Wednesday, August 08, 2007

Gilstrap Estimation Curves

I am constantly producing estimates. How long will this project take? How long will that feature take? How long will it take us to test things? And my favorite: How long will it take to fix the bugs we haven't found?

Other than the last, nonsense question, these are legitimate issues to address in the process of software development. Unfortunately, our industry (and some others) tends to be very simplistic in their estimates.

There are many ways to go wrong in estimating. Perhaps the the most common is attempting to pretend that people are 'resources' and that everyone is interchangeable. But that's a topic for another day. Today, I want to look at a way of estimating that is simple enough to use yet isn't one dimensional.

One of the biggest problems with estimating is trying to incorporate some notion of risk in the estimate. Is your estimate iron-clad, where you are 99.99999% sure you'll meet the deadline (and consequently there's a chance you can beat it), or will you be working flat-out trying to meet the date with only a limited chance of making it? This is one of the most common problems in projects: one party gives an aggressive estimate and another party assumes it's conservative. We need a better way to communicate the likelihood of completing a task in a given amount of time.

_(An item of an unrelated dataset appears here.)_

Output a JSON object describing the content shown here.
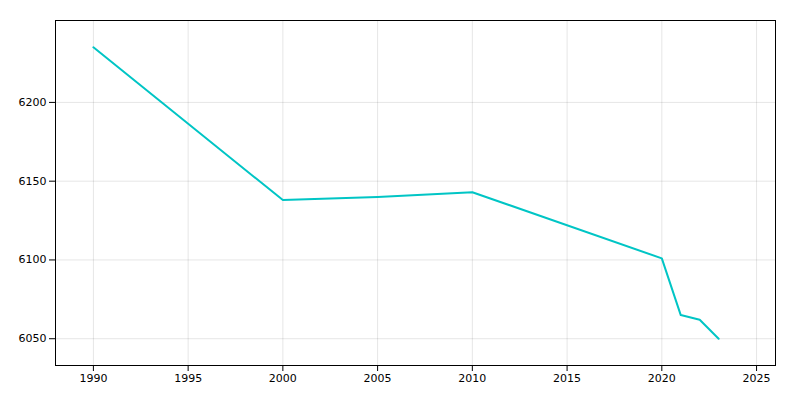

To capture this idea, we need to represent the work with more than a single number, and we need to incorporate risk. Happily, this lends itself to a two-dimensional graph, with effort (time) as the x-axis and likelihood of completion (what I'll call "confidence") as the y-axis, like this:

The line represents your confidence, at the time you make the estimate, that you will solve the problem with the effort specified. Depending on the scope of the work, the effort line might be measured in hours, days, weeks, months, or even years. The basic idea is that it will take some period of time to understand the unknowns of a problem, which is the early, low-confidence part of the curve. Once the basic problem is understood work proceeds apace, and confidence goes up rapidly. The tail of the curve represents the fact that things might go well and we could get done earlier than expected. Let's take an example.

Assume you are asked to implement a new kind of cache for your system. It involves a "least recently used" (LRU) strategy along with a maximum age for cache entries. Instead of saying "it'll take 10 man-days of effort", as if it can not take only 9 or would never take 11, you can graph it, like this:

This says that you think there's about a 2% chance of completing the work in 1 man-day, a 20% chance in four man-days, a 90% chance you'll get done in 8 days, etc. You are not saying you'll be done in a specific number of man-days. Instead, you provide an estimate of the likelihood you'll complete the work in a particular number of man-days. This is useful because it helps provide some insight into the overall risk you see in the work.

This is not to say that all problems follow this curve. Some may in fact be so difficult that they never approach 100%. For example, if you thought there was only a 50% chance you would actually be able to come up with a solution to a problem, you might have a graph like this:

Similarly, if you think the problem is well-understood, your graph might look like this:

At first this might seem odd. But if you really understand the problem you'll be able to estimate the required effort very accurately. This means there's very little chance of getting done faster than your estimate, but it also means there's very little chance you'll run long.

Perhaps this is a well-known thing in project management circles, but I've never seen anything like it in over twenty years in industry. I plan to use these estimation curves to better communicate my estimates to others.